I computed the fisher information as $I(\theta)=E[(\frac{\partial log f_\theta(x)}{\partial\theta})^2]$

$\frac{\partial}{\partial\theta}lnf_\theta(x)=\frac{\partial}{\partial\theta}\ln\frac{e^{-(x-\theta)}}{(1+e^{-(x-\theta)})^2}=\frac{\partial}{\partial\theta}[\ln e^{-(x-\theta)}-\ln(1+e^{-x_\theta)})^2]=1-2\frac{1}{1+e^{-(x-\theta)}}\cdot e^{-(x-\theta)}$

Then $(1-2\frac{1}{1+e^{-(x-\theta)}}\cdot e^{-(x-\theta)})^2=1-4\frac{1}{1+e^{-(x-\theta)}}\cdot e^{-(x-\theta)}+\frac{e^{-2(x-\theta)}}{(1+e^{-(x-\theta)})^2}$

Then $E(1-4\frac{1}{1+e^{-(x-\theta)}}\cdot e^{-(x-\theta)}+\frac{e^{-2(x-\theta)}}{(1+e^{-(x-\theta)})^2})=1-4e^\theta E(\frac{e^{-x}}{1+e^\theta e^{-x}})+e^{2\theta}E(\frac{e^{-2x}}{1+e^{-(x-\theta)})^2})$

$E(\frac{e^{-x}}{1+e^\theta e^{-x}})=E(\frac{1}{\frac{1}{e^{-x}}+e^{\theta}})=\int_\mathbb{R}\frac{e^{-(x-\theta)}}{1+e^{-(x-\theta)})^2}\cdot\frac{1}{\frac{1}{e^{-x}}+e^{\theta}} dx$

So my issue now is I don't feel I can compute this integral, so maybe I've made a mistake in computing this somewhere.

For showing whether it is or isn't an exponential family, I believe it is not, but I'm not sure how to prove something is not an exponential family, only how to show it is.

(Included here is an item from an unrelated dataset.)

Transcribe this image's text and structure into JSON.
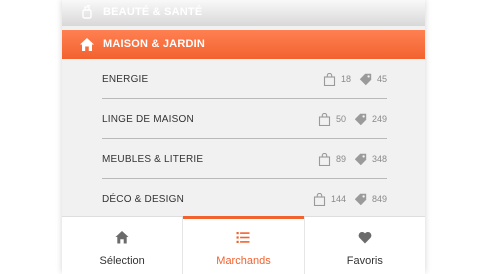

My definition of exponential family is:

if $f_\theta(x)=h(x)e^{\sum_{i=1}^k c_i(\theta)T_i(x)-d(\theta)}$ then $f_\theta(x)$ is a k-parameter exponential family.

## Best Answer

It's good advice to switch to an alternative definition of Fisher's information if one of them takes you to a dead end to no avail. Observe that $$ \frac{d^2\ell}{d\theta^2} = -\frac{2e^{-(x-\theta)}}{(1+e^{-(x-\theta)})^2}. $$ Therefore, $$ \begin{align} I(\theta) &= -E\left(\frac{d^2\ell}{d\theta^2}\right) = 2\int_{-\infty}^{-\infty}\frac{e^{-(x-\theta)}}{(1+e^{-(x-\theta)})^2}\frac{e^{-(x-\theta)}}{(1+e^{-(x-\theta)})^2}\,dx\\ &= 2\int_{-\infty}^{\infty}\frac{e^{-2(x-\theta)}}{(1+e^{-(x-\theta)})^4}\,dx \end{align}. $$ Consider the transformation $y = \frac{e^{-(x-\theta)}}{1+e^{-(x-\theta)}}$ whose Jacobian is $dx = \frac{1}{(y-1)y}\,dy$. Note that $y\to 0$ as $x\to\infty$ and $y\to 1$ as $x\to-\infty$. Therefore, $$ \int_{-\infty}^{\infty}\frac{e^{-2(x-\theta)}}{(1+e^{-(x-\theta)})^4}\,dx = -\int_1^0 \frac{y^2(1-y)^2}{y(1-y)}\,dy=\int_0^1 y(1-y)\,dy = B(2,2), $$ where $B(a,b)$ is the beta function. Using the relationship between the beta function and the gamma function, $B(2,2) = \frac{\Gamma(2)\Gamma(2)}{\Gamma(4)} = \frac{1}{6}$. Therefore, $I(\theta) = \frac{1}{3}$.

Now, does the logistic distribution in your question belong to an exponential family? No, because the density cannot be represented as $h(x)\exp\{\eta(\theta)T(x)-A(\theta) \}$. Observe that the density $e^{-x}\exp\left[-2\log\{1+\exp(-(x-\theta))\} + \theta \right]$ is impossible to be rewritten in terms of the product of $\eta(\theta)T(x)$.